Google has indicated that more output types will be added over time, suggesting that the company views NotebookLM as a platform that can handle the entire lifecycle of a research project: from gathering sources, to analysis, to producing final deliverables.
Web source discovery becomes automated
Previously, NotebookLM required users to manually upload or paste URLs for any web-based sources they wanted to include in a notebook. The update changes that by enabling the tool to find relevant web pages on its own. From the chat interface, users can ask NotebookLM to search for sources that match their research topic. The system then returns a “research report” — a list of candidate sources with brief descriptions — and the user can choose to import all or some of them. Once imported, those web pages become part of the notebook’s source set and inform all subsequent interactions. This feature essentially turns NotebookLM into a mini search engine tailored to the specific needs of the user’s project.

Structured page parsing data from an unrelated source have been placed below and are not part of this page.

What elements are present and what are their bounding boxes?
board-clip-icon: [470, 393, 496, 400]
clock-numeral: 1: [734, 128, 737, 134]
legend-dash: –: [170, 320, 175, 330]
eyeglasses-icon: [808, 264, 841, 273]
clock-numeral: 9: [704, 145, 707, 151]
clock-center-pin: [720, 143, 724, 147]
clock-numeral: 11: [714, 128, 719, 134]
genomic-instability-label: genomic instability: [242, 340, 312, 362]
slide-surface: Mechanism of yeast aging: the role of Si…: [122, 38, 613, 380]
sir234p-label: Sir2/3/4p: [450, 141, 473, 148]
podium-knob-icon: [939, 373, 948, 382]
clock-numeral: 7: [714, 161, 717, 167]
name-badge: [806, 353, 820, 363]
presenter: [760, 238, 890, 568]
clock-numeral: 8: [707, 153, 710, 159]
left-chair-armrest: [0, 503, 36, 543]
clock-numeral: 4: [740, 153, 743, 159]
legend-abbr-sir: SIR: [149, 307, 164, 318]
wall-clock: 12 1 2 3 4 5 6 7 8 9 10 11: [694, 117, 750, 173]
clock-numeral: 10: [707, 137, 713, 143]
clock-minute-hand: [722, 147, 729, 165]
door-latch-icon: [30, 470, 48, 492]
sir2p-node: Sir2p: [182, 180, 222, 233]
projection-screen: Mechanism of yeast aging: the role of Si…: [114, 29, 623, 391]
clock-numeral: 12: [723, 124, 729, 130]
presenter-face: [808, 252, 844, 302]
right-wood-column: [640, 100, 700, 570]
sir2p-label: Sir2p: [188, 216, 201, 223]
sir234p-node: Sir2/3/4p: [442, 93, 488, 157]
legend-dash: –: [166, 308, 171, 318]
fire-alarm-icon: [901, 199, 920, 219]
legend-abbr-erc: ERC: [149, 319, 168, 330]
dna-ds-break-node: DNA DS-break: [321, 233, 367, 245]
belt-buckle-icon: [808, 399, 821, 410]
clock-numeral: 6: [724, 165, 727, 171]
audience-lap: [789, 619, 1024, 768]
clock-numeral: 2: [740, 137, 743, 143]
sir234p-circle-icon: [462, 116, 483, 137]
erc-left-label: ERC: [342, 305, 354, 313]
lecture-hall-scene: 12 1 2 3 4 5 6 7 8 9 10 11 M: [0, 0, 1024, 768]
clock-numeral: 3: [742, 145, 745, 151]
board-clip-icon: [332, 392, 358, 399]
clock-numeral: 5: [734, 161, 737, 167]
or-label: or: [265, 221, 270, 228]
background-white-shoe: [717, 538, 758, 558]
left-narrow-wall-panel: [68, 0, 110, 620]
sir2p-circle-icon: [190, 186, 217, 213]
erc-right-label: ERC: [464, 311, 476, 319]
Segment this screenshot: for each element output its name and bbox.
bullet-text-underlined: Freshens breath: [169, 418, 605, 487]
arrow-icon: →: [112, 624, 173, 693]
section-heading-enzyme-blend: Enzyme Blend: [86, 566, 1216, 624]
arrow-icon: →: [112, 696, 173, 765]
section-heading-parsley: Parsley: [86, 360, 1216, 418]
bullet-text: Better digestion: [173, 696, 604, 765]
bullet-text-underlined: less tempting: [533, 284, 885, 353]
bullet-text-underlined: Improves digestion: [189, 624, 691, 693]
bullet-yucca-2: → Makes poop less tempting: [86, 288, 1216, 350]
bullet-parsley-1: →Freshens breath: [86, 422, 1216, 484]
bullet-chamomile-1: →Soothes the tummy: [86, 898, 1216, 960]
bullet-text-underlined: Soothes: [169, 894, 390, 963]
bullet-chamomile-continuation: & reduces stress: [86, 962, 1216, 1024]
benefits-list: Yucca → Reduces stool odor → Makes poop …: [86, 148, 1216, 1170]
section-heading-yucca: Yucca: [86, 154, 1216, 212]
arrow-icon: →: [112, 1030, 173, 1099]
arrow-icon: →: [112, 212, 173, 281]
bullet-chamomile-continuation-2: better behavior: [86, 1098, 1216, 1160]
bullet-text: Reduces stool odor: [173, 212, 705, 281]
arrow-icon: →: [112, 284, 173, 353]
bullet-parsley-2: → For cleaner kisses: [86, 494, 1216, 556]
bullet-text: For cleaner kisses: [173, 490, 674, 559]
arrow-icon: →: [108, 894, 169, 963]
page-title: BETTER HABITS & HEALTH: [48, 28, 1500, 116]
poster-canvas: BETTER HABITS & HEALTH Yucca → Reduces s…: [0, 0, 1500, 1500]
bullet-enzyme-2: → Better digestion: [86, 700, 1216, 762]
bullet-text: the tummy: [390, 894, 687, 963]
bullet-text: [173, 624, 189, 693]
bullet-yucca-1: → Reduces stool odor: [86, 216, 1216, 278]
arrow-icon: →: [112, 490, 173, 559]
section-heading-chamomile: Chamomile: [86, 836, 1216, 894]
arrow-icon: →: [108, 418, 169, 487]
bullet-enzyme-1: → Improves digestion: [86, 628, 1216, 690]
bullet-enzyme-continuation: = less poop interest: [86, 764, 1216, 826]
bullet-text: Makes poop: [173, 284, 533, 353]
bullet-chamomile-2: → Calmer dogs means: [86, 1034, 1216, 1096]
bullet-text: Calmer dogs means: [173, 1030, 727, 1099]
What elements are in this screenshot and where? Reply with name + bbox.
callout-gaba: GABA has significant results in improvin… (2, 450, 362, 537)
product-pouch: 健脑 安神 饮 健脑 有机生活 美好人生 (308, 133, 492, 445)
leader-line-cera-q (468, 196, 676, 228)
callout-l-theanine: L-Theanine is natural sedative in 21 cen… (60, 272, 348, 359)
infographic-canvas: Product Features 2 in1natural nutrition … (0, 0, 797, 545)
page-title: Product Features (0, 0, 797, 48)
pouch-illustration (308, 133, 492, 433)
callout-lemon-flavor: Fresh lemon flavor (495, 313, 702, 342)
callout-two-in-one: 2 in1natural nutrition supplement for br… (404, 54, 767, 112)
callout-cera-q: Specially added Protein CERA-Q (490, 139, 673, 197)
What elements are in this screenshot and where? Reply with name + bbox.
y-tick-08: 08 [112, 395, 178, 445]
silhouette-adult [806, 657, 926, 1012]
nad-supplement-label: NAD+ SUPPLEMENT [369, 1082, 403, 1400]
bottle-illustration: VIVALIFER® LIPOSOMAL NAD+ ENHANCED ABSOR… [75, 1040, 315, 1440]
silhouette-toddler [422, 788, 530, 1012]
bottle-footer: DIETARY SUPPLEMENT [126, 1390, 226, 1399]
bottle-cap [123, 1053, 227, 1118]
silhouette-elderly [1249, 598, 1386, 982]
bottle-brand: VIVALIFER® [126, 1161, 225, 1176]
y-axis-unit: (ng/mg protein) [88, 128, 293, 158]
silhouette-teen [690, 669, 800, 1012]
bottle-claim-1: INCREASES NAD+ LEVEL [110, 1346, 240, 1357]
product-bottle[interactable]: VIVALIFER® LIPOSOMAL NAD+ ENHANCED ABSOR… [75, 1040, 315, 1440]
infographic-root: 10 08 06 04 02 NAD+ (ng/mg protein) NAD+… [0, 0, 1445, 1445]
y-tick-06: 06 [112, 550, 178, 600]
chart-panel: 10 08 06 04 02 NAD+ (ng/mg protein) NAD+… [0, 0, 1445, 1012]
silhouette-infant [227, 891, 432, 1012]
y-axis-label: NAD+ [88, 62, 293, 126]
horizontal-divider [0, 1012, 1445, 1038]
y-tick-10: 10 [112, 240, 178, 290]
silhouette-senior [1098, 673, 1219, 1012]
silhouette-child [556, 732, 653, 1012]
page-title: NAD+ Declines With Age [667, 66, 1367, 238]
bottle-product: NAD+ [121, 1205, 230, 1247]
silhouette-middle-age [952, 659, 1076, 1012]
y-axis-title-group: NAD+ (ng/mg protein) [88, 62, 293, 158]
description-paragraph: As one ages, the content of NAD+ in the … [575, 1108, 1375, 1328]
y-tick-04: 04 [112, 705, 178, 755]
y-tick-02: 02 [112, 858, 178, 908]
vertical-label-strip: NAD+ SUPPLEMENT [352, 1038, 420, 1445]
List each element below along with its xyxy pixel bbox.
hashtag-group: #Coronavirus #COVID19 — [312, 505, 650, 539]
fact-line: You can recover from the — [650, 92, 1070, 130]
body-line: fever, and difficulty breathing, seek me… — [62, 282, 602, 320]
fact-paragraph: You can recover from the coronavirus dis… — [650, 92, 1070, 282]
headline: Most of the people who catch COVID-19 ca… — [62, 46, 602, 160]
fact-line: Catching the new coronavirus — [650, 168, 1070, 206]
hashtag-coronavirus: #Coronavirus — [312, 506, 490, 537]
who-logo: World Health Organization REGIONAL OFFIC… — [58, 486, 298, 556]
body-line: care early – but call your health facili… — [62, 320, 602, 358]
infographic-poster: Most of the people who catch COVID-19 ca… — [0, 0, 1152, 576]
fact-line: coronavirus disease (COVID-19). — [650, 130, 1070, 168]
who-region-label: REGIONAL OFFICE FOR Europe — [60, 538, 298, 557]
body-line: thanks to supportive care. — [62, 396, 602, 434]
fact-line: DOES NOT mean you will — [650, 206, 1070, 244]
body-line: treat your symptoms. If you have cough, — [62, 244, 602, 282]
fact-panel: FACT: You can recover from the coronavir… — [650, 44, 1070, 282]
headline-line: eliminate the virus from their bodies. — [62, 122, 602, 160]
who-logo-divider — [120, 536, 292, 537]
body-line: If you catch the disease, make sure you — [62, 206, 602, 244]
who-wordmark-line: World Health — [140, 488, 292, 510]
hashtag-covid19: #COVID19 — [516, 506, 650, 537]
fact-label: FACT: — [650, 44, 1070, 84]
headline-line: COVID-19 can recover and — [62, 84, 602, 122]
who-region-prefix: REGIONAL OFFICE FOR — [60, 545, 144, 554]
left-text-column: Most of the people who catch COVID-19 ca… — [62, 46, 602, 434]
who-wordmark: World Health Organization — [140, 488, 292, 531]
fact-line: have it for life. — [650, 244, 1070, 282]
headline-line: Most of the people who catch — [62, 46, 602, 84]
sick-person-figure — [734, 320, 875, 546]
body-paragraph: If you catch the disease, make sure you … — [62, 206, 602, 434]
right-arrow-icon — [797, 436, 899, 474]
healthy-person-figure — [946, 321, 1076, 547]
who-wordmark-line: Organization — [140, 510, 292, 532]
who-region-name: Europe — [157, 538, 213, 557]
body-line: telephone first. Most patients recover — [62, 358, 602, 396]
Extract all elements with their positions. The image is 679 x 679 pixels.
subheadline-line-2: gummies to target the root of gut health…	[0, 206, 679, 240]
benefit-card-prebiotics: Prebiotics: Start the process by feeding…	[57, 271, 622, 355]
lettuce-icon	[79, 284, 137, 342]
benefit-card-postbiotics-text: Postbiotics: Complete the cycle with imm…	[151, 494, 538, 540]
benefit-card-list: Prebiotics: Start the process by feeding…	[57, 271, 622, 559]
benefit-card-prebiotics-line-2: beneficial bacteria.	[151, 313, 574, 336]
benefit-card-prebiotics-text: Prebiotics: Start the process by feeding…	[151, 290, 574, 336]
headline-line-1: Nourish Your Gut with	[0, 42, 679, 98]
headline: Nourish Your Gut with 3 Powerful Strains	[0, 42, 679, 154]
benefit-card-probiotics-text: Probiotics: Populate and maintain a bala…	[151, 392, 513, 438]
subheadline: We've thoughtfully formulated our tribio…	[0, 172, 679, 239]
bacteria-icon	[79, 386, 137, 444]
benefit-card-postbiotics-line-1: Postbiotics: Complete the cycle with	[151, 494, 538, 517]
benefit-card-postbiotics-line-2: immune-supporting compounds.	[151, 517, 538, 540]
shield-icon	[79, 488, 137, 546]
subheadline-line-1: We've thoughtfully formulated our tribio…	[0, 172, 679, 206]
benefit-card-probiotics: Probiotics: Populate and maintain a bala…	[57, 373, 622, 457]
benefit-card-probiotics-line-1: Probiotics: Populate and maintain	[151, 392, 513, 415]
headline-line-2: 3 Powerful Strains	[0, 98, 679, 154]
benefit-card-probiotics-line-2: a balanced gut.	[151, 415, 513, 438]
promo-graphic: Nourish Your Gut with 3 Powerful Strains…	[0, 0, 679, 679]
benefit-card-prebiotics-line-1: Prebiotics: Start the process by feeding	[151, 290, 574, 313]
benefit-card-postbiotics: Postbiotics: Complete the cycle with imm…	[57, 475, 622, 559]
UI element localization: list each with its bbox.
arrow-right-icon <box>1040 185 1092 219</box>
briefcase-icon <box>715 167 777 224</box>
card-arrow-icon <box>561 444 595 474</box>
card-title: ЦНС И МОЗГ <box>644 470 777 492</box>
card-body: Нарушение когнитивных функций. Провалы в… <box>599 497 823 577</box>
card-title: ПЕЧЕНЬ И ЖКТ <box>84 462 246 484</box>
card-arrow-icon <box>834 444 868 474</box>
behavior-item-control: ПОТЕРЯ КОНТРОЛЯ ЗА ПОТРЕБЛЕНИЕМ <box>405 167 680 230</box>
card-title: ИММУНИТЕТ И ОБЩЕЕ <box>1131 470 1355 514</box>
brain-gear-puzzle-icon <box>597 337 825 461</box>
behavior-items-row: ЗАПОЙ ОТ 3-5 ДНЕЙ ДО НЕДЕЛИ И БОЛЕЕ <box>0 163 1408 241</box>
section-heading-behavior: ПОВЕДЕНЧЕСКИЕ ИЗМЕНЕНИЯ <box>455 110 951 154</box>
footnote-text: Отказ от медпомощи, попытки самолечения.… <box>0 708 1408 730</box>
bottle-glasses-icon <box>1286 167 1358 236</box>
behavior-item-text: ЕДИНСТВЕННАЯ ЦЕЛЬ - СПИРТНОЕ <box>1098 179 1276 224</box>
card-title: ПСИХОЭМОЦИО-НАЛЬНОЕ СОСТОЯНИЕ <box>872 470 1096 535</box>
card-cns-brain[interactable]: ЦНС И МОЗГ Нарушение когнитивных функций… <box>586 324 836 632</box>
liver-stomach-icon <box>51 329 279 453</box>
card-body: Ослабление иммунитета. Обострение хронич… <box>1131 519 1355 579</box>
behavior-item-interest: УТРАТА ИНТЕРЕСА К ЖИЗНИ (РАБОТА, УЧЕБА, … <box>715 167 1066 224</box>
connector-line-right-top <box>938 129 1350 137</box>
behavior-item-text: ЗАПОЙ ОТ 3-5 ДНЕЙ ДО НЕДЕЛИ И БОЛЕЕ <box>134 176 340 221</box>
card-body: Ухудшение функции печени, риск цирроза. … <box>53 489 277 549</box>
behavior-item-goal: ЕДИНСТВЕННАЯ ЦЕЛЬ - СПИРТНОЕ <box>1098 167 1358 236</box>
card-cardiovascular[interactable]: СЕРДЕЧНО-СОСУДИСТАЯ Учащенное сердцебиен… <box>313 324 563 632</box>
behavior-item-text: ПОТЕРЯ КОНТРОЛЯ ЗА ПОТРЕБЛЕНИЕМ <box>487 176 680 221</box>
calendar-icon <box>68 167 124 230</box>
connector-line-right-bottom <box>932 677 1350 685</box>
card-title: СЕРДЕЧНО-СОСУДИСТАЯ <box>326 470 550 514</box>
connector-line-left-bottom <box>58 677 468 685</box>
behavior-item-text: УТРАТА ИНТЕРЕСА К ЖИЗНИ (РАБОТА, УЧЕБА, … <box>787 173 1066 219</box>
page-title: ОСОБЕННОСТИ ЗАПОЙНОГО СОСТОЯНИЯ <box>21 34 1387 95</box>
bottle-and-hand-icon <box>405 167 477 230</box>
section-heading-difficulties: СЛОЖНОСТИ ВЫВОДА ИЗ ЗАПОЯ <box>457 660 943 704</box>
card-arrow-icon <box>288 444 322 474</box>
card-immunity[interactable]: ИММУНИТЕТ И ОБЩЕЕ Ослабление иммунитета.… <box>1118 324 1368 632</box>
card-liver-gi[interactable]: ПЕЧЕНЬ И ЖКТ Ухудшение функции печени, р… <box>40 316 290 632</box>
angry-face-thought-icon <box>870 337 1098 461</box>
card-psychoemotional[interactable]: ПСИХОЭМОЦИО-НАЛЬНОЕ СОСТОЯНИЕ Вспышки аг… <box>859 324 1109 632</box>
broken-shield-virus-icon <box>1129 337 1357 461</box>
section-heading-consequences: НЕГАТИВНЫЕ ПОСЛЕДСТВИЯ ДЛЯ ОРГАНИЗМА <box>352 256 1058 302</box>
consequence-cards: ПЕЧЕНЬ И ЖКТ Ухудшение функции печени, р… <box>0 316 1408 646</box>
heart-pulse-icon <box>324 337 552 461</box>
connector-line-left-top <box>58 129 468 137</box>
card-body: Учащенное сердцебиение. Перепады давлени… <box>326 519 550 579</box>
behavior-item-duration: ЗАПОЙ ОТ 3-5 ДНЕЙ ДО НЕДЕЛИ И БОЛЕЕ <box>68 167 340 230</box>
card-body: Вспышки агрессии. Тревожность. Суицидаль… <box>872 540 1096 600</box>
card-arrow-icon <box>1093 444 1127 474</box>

By combining automated source discovery with the existing ability to upload documents, NotebookLM now offers a hybrid approach: users can either provide their own materials or let the tool find them. The system still grounds its answers exclusively in the imported sources, so the quality of results depends on the quality of the sources selected. Google recommends that users review the automatically suggested sources before importing them to ensure relevance and accuracy.
Rollout and availability
The update is beginning to roll out today, but not all users will see changes immediately. Google is giving first access to AI Ultra subscribers — the premium tier of its AI service — as well as Workspace business customers with AI Ultra Access and AI Expanded Access. These groups will be the first to experience Gemini 3.5, Antigravity, and the expanded file support. Other Google account holders, including free users of NotebookLM, will receive the updates in the coming weeks.
The staggered rollout is typical for major Google product updates, allowing the company to monitor performance and gather feedback before expanding to the broader user base. Given that NotebookLM relies on computing resources — especially with the new code execution capabilities — Google may also be scaling infrastructure gradually
NotebookLM’s reliance on user-provided or user-approved sources has always been its defining feature, setting it apart from general-purpose AI chatbots that draw from their entire training corpus. With this update, that reliance is slightly relaxed — the tool can now find sources on its own — but the core principle remains: answers are based only on what the notebook contains. This design choice helps mitigate the risk of factual errors and makes NotebookLM particularly attractive for professional use cases where accuracy and source verification are paramount.
As Google continues to integrate its Gemini models into more products, NotebookLM serves as a testbed for features that may eventually find their way into Workspace, Search, or even Android. The addition of code execution and multi-format output suggests that Google is thinking of AI assistants as more than just chat interfaces — they are becoming full-fledged productivity environments. Whether users will embrace the complexity of features like Antigravity remains to be seen, but for now, Google is offering a clear upgrade path for those willing to pay for the latest capabilities.